2FA in beta test
 

The beta test of our new Account Security interface, which includes two-factor authentication, is now starting!

Those who have asked to participate will have their accounts patched to our new production servers where the Account Security screen is available from the Account interface. We will inform each of you when this has been done.

If you would like to participate in the beta test, please contact Runbox Support.

In the meantime, Happy Holidays! :)

- Geir

2FA Beta
 

It looks like you guys pulled it off Geir. I've tested most of the 2FA features and everything looks good. RunBox team -- Great job!

Thanks for the feedback!

It took some time but I think we spent 2016 well.

Stay tuned for 2017!

- Geir

Sorry if this has come up before, but what kind of 2FA solutions do you offer? Hopefully Yubikey is one of them? :)

I have not seen any 2FA options to include YUBI key. (I've got one of these too.) I am currently using 2FA via Google authenticator TOTP and it works very well. If you store your "secret key" in a secure place you can not only use your phone but the Google authenticator plugin in your browser. Here are the options and a link to the Account Security Page at RunBox.

Two-Factor Authentication

When Two-Factor Authentication (2FA) is enabled, you will have the following options:

Timed One-Time Passwords (TOTP): To use this option you will need a smartphone and some free software. This option works by giving you a login code which changes over time, in addition to your password.

One-Time Passwords (OTP): When you enable this option, the system will generate random passwords that you can use only once.
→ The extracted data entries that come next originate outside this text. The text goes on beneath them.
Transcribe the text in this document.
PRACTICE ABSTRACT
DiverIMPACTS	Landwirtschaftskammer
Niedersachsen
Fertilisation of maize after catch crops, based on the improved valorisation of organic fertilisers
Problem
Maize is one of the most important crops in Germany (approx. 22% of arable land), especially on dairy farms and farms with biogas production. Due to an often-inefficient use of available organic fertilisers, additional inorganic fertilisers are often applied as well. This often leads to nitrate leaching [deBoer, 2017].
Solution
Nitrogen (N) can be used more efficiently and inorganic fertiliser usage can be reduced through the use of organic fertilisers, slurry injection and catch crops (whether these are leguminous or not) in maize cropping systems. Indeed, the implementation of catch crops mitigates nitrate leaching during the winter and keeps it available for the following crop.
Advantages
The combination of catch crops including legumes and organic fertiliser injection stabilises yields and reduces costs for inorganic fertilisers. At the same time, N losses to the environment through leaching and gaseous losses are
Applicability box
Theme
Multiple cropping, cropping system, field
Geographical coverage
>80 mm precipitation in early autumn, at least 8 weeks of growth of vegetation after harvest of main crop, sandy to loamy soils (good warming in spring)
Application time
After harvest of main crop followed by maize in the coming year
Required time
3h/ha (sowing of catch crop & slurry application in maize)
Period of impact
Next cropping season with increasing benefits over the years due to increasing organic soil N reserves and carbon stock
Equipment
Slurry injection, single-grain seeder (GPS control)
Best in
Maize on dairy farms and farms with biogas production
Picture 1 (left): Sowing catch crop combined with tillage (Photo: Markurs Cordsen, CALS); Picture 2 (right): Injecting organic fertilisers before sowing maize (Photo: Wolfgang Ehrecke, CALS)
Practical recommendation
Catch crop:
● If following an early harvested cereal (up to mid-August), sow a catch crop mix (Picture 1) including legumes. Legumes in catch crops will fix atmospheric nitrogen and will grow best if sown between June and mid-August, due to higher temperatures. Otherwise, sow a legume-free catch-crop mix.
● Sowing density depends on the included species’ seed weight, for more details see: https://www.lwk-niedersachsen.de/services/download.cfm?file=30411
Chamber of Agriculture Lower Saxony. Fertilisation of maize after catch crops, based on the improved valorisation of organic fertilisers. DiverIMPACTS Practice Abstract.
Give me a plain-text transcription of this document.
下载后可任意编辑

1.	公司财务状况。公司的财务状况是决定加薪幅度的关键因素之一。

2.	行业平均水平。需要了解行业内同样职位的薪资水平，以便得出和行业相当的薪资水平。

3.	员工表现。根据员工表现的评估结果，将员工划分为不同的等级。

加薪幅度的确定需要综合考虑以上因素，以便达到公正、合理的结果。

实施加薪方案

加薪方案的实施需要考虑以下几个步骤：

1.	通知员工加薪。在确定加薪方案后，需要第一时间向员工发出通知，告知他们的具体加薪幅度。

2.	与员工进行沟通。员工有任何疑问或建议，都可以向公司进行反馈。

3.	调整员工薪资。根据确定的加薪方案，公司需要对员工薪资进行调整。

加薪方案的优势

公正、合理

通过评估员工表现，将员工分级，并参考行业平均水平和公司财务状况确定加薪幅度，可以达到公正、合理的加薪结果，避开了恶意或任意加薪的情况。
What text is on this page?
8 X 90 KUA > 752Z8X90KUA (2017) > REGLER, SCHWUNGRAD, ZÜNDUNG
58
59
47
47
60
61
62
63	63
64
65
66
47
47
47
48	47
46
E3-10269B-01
Used passwords are discarded automatically can not be used again
.
Trust browser: This allows the server to trust your current web browser so that you don't have to use a 2FA code.

Unlock code: If for some reason you are unable to log in with 2FA after it has been enabled, this code can be used to disable 2FA.

https://help.runbox.com/account-security/

I think their 2FA implementation is rock solid.

Perhaps they'll add Yubi in the future. In the meantime this sounds good! Thanks!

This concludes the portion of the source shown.